Making HTTP(s) requests in OCaml usually has the following costs:
- Heavy dependency profile (Cohttp)
- C bindings/Complex API (Ocurl)
Curly is an attempt to fill the gap with something that is extremely simple and only requires the curl binary to be available. It is meant for applications where the dependency profile is the most important thing. Performance, flexibility, and async support are non considerations.
Here’s an example:
Curly.(run (Request.make ~url:"https://opam.ocaml.org" ~meth:`GET ()))
3 Likes
Handy.
What do you think of also providing an even simpler interface, allowing this:
Curly.get "https://opam.ocaml.org"
These get
, post
, etc. functions would support the options of both Curly.Request.make
and Curly.run
, and the url
labeled argument becomes unlabeled because it’s now the only non-optional argument.
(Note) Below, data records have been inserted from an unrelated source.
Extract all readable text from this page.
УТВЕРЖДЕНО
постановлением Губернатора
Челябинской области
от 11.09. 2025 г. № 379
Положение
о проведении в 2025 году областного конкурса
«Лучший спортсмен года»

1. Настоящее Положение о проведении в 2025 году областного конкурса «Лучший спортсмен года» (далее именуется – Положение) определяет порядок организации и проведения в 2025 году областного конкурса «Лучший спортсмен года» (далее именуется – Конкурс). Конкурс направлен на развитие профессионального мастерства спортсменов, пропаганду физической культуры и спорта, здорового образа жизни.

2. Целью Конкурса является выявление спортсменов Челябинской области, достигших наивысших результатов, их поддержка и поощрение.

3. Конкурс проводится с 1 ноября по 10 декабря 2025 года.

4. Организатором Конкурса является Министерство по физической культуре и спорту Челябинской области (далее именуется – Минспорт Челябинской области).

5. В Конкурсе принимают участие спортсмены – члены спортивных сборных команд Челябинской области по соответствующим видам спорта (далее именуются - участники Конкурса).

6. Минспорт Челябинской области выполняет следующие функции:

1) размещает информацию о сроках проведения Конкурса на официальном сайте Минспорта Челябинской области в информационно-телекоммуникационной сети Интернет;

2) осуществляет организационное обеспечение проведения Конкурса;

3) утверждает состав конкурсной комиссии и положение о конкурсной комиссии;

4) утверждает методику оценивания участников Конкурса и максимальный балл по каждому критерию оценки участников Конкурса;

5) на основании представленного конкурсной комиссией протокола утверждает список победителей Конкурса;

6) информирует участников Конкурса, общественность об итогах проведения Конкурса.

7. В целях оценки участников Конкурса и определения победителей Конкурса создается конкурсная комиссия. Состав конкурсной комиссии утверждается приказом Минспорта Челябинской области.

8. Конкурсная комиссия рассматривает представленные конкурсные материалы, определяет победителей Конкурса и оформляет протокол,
Yeah, there’s a lot of sense in that. Will add but will stick to the most common HTTP methods. And change run
to request as well.
1 Like
I think you should keep a function for building a request and a separate function for running a request. So I’d keep run
as it is. You can add a function (call
?) like get
with an optional argument for the method, but I wouldn’t get rid of the existing run
.
Building the request once and running it multiple times is useful when implementing automatic retries. So the user could implement a function like the following:
val run_with_retries :
?max_attempts:int -> ?initial_delay:float -> ?multiply_delay_by:float ->
(request -> response) -> request -> response
Note that I didn’t get rid of the existing run function, just renamed it to request
(although that might not have been such a good idea).
I did a PR with what I thought you had in mind: https://github.com/rgrinberg/curly/pull/1
Or did you have something else in mind? Now I’m thinking you might just want post/get/delete/etc. to be constructors in the Request module.